Daily Mail

Cancer drug firms ‘double the price for NHS patients’

- By Sophie Borland Health Correspond­ent

PATIENTS are being denied cancer drugs because manufactur­ers have increased prices, research shows.

In some cases companies are charging the NHS twice as much as other countries for the same treatment, academics found.

Only this month, health chiefs removed 16 medicines from the Cancer Drugs Fund because they were deemed too expensive.

These included a life- extending pill for breast cancer, lapatinib, and a form of chemothera­py for leukaemia called dasatinib.

In the UK, the price for the breast cancer treatment is set at £24,000 per patient a year, while in Thailand it is available for the equivalent sum of £11,600.

Similarly the leukaemia drug dasatinib costs £22,100 in the UK – but is £10,100 in Brazil.

However, it is not just the less developed countries that are paying much lower prices for the same drugs.

Researcher­s from Liverpool University found that the UK is paying £20,900 for another leukaemia drug – imatinib – compared to £18,800 in France and just £5,500 in Russia.

And sorafenib, a liver cancer treatment, costs £37,500 in the UK but £32,600 in Spain and £29,200 in France.

The findings will add to concerns that cancer patients are being denied the most effective treatments because drugs firms are overly obsessed with their profits.

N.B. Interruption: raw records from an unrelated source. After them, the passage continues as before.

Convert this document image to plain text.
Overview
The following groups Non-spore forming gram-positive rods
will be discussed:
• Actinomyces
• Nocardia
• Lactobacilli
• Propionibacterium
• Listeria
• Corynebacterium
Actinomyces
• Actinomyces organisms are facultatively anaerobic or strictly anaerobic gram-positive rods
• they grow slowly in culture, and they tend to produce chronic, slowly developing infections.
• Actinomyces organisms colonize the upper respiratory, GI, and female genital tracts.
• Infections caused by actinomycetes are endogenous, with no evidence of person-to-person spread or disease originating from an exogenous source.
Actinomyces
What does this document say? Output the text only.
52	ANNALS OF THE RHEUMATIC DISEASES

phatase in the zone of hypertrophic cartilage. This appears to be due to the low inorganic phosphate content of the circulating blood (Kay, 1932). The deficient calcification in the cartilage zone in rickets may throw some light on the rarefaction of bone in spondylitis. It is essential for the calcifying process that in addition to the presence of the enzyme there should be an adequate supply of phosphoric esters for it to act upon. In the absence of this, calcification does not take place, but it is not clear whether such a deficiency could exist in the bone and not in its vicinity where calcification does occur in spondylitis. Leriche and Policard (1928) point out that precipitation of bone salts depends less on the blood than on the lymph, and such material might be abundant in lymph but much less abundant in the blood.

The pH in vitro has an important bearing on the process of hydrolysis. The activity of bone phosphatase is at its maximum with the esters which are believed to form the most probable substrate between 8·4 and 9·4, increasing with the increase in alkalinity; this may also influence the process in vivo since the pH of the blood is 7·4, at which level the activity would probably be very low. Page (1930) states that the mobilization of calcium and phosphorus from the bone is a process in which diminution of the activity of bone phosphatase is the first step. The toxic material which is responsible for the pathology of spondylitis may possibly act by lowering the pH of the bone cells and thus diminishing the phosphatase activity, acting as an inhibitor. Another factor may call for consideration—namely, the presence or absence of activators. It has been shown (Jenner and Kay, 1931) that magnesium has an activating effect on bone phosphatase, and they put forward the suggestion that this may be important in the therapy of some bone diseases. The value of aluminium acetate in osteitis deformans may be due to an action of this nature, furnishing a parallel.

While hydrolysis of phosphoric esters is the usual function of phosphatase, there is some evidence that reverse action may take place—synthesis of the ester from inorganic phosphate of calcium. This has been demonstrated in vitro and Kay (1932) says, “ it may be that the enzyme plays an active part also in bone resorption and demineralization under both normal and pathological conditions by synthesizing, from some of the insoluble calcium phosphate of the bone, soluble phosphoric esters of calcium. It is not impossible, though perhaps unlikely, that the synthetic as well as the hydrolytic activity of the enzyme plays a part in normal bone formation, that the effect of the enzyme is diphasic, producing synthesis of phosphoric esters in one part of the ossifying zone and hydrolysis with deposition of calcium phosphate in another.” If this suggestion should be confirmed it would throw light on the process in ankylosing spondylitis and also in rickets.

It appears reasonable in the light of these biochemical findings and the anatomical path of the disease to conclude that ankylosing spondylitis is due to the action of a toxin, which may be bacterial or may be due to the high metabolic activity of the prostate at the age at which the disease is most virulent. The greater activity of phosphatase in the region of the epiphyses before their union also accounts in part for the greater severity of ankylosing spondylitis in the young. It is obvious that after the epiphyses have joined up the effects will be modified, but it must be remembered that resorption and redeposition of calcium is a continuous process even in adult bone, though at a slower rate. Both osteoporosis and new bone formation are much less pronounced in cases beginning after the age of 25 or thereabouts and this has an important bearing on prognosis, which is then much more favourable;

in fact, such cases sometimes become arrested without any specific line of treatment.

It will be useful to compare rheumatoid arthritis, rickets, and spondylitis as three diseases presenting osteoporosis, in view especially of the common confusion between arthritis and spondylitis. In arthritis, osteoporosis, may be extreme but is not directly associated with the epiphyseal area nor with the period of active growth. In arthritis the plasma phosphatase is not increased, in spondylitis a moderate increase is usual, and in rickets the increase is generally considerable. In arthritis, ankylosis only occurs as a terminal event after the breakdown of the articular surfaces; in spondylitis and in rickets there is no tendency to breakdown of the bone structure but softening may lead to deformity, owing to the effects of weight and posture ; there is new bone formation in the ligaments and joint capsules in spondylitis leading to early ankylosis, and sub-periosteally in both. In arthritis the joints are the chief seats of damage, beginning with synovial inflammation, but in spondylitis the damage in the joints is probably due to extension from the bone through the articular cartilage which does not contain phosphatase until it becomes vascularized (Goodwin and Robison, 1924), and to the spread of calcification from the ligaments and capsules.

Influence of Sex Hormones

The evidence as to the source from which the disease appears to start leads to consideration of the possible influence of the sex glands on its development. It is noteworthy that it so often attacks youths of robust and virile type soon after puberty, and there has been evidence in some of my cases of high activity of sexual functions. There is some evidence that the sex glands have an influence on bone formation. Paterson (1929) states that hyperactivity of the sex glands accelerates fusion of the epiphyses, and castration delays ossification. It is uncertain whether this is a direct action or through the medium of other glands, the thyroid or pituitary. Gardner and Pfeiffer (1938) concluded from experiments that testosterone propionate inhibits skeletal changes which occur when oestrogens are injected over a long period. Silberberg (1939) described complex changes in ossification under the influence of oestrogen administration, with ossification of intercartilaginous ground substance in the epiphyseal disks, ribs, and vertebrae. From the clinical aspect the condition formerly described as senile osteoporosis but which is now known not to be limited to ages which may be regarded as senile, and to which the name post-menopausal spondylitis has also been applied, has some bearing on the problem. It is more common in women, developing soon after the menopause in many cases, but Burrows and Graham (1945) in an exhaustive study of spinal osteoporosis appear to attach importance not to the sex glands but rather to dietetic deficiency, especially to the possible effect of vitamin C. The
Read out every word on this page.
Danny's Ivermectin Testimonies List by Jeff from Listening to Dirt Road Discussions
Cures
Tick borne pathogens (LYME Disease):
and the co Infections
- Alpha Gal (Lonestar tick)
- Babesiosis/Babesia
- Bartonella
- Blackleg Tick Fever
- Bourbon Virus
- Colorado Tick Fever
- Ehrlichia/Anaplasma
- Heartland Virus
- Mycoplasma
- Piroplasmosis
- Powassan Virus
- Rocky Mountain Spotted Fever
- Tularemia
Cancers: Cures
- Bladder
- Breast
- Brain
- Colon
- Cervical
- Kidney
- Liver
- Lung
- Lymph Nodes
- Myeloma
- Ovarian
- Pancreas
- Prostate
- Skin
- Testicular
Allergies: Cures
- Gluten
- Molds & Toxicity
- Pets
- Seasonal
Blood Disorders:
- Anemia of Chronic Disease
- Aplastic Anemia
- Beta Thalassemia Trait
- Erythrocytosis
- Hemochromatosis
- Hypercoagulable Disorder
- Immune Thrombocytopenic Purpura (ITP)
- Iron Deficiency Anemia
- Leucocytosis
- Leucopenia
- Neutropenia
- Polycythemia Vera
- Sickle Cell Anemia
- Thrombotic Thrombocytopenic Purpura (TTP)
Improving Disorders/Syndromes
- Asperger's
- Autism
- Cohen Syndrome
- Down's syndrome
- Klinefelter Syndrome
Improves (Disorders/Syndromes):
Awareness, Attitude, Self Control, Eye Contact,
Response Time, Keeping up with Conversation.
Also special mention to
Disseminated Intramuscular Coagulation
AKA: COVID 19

Earlier this year the pharmaceut­ical industry took legal action against the Government. The drugs companies were unhappy about arrangemen­ts forcing them to pay money back to the Department of Health if the total NHS drugs bill exceeds £10billion. Liverpool University academic Dr Andrew Hill, who will unveil his findings next week at the European Cancer Conference in Vienna, warned that British patients were being short-changed.

‘Some of the drugs which have been recently removed

‘Making vast profits’

from the Cancer Drugs Fund are actually very cheap to manufactur­e, and are being sold in other countries at prices much lower than the UK,’ he said.

‘If these cancer drugs could be introduced to the UK at these lower prices, they would be affordable and patients could benefit from them.

‘For example dasatinib, used to treat leukaemia, is being sold in Brazil at less than half the UK price, and the cost price of production is 99 per lower than the UK price.’

Dr Hill pointed out that prices were ‘flexible’ and could be easily lowered by drugs firms if they so wished.

‘What doesn’t seem to come out is that the price is a flexible concept and prices can come down,’ he said.

‘The pharmaceut­ical companies who developed these drugs are making vast profits every year, and so could afford to sell their drugs more cheaply. The majority of spending from pharmaceut­ical companies is on advertisin­g and marketing, not on R&D as they claim. So the normal justificat­ion that high drug prices are required to sustain high R&D costs is hard to defend.’ This month the NHS announced it would remove 16 treatments from those usually provided by the Cancer Drugs Fund – a war chest launched in 2010 to pay for medicines that are not routinely available on the health service.

But demand has increased every year and officials say there just isn’t enough money to pay for all the drugs patients need. NHS England – which controls the fund – announced that treatments for breast, bowel, cervical and bone marrow cancers would no longer be available. Charities described the move as a backwards step and warned that many more patients would die sooner.